Car c'est l'autre axe pour les défenseurs du projet Hercule : la réforme permettra d'investir plus dans l’efficacité énergétique et le renouvelable. "En raison de sa dette, EDF investit beaucoup moins dans les énergies renouvelables que ses concurrents", a souligné Jean-François Carenco. Une entrée de capitaux privés permettrait en outre de décharger le groupe public d'une partie de sa dette, a plaidé le président de la Commission de régulation de l'énergie. 

Comment peut-on penser que la CRE défende quelque chose qui détruise le service public de l'électricité français ?

Mais ce genre d'arguments ne convainc pas les opposants au Projet Hercule, qui sont nombreux à voir dans cette opération un début de privatisation du service public de l'électricité en France. "Comment peut-on penser que la CRE défende quelque chose qui détruise le service public de l'électricité français ?" leur a répondu Jean-François Carenco. "On a été créé pour défendre le consommateur à court, moyen et long terme, [Et défendre le consommateur,] ce n'est pas défendre la facture à l'instant T". 

Avec Hercule, quelles conséquences sur les prix ? 

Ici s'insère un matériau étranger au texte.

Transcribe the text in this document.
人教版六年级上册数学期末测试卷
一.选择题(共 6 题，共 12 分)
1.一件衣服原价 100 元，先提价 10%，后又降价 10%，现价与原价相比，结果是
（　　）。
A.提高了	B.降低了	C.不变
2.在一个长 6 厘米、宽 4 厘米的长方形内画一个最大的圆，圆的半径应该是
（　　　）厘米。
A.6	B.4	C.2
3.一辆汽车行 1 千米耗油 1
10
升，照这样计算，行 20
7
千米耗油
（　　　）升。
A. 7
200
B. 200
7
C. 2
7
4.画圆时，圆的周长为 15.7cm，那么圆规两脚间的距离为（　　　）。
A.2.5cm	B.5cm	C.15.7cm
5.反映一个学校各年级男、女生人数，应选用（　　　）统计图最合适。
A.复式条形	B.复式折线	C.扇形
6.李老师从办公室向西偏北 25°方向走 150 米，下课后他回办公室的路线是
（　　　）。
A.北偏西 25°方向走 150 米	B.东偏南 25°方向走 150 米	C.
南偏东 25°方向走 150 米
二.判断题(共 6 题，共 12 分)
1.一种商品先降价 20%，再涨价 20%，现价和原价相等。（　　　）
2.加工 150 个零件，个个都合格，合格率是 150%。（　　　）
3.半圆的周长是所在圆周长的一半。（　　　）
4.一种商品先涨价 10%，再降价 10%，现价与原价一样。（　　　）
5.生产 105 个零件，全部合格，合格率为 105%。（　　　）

Justement, la facture augmentera-t-elle à terme ? Evoquant lui-même le sujet, Jean-François Carenco, a indiqué que le projet Hercule n'entraînerait pas de hausse des tarifs. Il a en revanche évoqué une probable et légère hausse des prix qui devrait, selon lui, logiquement avoir lieu en raison des impôts. 

Existe-t-il cependant une menace pour les prix à la production ? Le président de la Commission de régulation de l'énergie a expliqué que deux facteurs seraient déterminants. D'abord, "le coût du nucléaire qui est trop faible", a-t-il affirmé. "Mais ce qui nous menace, c'est le prix de la transition énergétique si nous ne faisons pas attention", a prévenu Jean-François Carenco. De ce point de vue, le  patron de la CRE a estimé qu'il fallait faire des énergies renouvelables "au fur et à mesure que la sécurité des approvisionnements n'est pas menacée."

"Attention à cet engouement trop fort pour les énergies renouvelables et le 'quel qu'en soit le coût'", a conclu Jean-François Carenco, qui a indiqué que des hectares de terrains pour faire de l'électricité photo-voltaïque étaient vendus jusqu'à 30.000 €.